Su discurso era valiente. A lo mejor demasiado. «Si me vienen a buscar, aquí me tienen», señalaba sin temer las consecuencias de sus palabras. Contemplaba los daños en la sede de su partido, saludaba a otros miembros de la formación, a sus amigos. Recordaba todos los años que lleva sin poder caminar sólo, siempre acompañado de su sombra, de su escolta. «No van a poder con nosotros», insistía una y otra vez con una voz que, a pesar de sus intentos por mantener la entereza, por momentos se entrecortaba.
No quería mostrar signos de flaqueza. Quiere abrir de forma inmediata la casa del pueblo «para seguir luchando». «Si quieren vencernos, nos tendrán que matar a todos. Tendrán que meternos a todos en una caja», expresó.
Igual de firme se mostró el portavoz del PSE en el Ayuntamiento de Mondragón, Ovidio Campello. El concejal socialista aseguró que la banda terrorista «no les va a mover» y exigió a la izquierda abertzale que «se moje y condene» el atentado.

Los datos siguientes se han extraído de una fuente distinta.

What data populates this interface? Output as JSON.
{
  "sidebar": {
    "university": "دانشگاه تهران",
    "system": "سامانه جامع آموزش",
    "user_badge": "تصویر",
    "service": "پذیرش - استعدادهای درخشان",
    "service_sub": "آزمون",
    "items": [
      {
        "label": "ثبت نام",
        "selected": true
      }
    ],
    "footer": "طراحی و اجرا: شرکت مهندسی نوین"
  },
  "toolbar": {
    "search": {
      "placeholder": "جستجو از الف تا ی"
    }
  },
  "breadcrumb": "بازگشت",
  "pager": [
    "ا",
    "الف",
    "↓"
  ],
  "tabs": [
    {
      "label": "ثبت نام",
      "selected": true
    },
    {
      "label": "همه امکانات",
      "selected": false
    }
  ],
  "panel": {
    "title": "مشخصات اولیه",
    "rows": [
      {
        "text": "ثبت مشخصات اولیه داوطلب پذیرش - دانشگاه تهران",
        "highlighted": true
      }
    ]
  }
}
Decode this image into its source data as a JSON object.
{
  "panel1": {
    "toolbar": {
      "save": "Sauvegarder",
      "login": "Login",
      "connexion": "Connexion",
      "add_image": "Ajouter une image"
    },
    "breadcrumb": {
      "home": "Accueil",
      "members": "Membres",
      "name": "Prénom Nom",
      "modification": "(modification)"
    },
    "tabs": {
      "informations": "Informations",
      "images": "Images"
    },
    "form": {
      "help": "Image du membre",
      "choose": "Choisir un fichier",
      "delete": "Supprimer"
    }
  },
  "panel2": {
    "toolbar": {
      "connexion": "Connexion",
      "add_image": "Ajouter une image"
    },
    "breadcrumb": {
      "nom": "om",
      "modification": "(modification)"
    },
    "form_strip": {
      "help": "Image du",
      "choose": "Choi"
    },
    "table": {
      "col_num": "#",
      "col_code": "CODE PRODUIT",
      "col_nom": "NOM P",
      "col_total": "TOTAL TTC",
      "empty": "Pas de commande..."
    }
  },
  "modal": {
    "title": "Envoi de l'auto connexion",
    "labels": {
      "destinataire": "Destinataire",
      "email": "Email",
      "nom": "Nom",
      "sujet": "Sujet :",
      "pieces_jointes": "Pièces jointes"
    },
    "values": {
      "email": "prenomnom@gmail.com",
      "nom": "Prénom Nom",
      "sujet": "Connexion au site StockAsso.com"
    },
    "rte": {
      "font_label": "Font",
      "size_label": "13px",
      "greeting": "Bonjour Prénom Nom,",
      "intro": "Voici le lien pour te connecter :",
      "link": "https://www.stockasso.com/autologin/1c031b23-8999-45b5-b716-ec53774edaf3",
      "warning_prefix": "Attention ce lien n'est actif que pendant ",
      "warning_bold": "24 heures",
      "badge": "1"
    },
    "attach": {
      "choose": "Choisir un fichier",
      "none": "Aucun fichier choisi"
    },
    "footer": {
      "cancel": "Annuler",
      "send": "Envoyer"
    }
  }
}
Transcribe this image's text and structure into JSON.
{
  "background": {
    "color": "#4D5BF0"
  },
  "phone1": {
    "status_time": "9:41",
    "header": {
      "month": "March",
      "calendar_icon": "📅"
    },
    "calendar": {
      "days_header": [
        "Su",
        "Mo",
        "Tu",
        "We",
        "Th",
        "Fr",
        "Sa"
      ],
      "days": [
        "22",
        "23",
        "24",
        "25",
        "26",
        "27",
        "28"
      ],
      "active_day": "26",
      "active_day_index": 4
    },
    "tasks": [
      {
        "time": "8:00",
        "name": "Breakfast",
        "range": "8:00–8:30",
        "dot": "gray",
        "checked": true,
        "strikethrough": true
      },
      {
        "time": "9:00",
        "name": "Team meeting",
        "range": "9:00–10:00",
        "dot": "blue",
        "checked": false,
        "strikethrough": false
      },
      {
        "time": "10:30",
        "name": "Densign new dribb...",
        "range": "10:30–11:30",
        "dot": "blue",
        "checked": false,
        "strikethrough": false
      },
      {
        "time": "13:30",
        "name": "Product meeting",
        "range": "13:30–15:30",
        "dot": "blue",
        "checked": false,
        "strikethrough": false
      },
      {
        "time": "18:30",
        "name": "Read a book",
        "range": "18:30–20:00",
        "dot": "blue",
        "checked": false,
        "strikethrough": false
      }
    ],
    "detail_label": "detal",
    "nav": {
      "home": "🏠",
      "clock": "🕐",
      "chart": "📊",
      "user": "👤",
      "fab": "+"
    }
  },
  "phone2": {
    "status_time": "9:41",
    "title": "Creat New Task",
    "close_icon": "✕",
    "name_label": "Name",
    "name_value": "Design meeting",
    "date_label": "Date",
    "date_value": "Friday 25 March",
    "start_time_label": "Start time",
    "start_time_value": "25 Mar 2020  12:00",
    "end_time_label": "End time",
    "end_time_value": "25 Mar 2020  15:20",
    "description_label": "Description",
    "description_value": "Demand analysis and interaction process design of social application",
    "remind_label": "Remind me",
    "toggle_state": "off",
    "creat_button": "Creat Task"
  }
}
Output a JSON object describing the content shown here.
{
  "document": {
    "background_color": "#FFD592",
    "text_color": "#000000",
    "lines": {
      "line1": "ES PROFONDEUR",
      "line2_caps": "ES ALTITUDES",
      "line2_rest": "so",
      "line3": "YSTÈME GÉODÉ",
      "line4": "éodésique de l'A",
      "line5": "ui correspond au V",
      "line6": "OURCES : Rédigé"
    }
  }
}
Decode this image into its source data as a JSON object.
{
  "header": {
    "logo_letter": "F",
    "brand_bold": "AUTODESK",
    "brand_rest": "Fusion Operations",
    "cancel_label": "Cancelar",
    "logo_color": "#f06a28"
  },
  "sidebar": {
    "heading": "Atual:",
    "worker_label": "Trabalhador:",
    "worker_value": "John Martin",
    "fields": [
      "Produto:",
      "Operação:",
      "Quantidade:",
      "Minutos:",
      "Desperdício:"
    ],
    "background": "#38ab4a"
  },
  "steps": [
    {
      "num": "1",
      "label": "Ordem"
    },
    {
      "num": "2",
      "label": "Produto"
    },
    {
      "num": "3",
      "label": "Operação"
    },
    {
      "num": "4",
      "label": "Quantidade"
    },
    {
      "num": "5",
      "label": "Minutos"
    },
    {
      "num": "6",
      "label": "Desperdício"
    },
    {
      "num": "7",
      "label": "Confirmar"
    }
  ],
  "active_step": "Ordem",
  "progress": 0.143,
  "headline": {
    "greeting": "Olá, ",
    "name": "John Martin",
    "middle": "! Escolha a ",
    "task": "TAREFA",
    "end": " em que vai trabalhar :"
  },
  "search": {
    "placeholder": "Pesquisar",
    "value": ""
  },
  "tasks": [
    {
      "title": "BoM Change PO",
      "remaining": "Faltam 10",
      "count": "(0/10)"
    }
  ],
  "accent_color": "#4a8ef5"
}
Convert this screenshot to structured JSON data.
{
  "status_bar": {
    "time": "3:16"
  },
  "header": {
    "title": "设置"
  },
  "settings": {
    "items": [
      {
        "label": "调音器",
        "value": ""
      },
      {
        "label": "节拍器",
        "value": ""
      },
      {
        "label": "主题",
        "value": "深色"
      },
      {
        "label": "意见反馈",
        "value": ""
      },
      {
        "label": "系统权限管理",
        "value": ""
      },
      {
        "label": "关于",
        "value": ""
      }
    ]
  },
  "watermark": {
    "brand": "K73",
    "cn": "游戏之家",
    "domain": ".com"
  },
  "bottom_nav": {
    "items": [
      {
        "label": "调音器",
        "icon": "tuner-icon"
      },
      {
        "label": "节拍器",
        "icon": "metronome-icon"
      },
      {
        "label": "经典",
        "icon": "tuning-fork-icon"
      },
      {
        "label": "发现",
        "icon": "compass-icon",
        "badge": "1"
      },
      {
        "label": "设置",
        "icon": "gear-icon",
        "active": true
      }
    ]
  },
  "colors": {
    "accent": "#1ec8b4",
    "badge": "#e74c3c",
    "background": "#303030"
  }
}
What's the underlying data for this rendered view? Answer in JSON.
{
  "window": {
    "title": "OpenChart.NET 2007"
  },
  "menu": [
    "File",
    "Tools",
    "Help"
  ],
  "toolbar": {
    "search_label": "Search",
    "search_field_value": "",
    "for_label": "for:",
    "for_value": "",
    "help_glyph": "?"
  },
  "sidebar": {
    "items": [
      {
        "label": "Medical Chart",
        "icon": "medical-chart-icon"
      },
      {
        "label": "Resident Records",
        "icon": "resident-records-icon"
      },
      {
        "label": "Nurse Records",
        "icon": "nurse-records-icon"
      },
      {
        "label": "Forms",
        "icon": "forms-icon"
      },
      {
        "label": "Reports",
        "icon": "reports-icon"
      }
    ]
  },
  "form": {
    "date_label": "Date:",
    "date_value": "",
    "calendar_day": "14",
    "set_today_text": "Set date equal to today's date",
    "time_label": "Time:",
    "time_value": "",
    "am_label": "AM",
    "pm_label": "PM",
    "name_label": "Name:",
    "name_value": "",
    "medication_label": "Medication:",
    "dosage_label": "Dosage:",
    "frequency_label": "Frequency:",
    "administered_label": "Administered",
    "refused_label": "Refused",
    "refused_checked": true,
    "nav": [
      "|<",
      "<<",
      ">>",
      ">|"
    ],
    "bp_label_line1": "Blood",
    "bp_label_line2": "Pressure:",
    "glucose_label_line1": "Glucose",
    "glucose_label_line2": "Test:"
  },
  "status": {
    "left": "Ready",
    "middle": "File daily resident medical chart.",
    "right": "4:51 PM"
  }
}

Además de reclamar al Gobierno vasco que aumente la vigilancia alrededor de las sedes socialistas, Campello advirtió a ETA de que «si lo que quieren es amedrentar, no lo van a conseguir». El portavoz del PSE también reconoció que no esperaban ser objeto de tantos ataques -en diciembre hubo otro de kale borroka- «al ser el pueblo de Arnaldo», en alusión a Otegi, ex portavoz de Batasuna actualmente en prisión.
El Ayuntamiento ha convocado para hoy una junta de portavoces a partir de las nueve de la mañana con el objetivo de condenar el atentado y celebrar sendas concentraciones silenciosas, una de ellas a las doce del mediodía ante el Consistorio y otra a las siete de la tarde frente a la sede socialista atacada.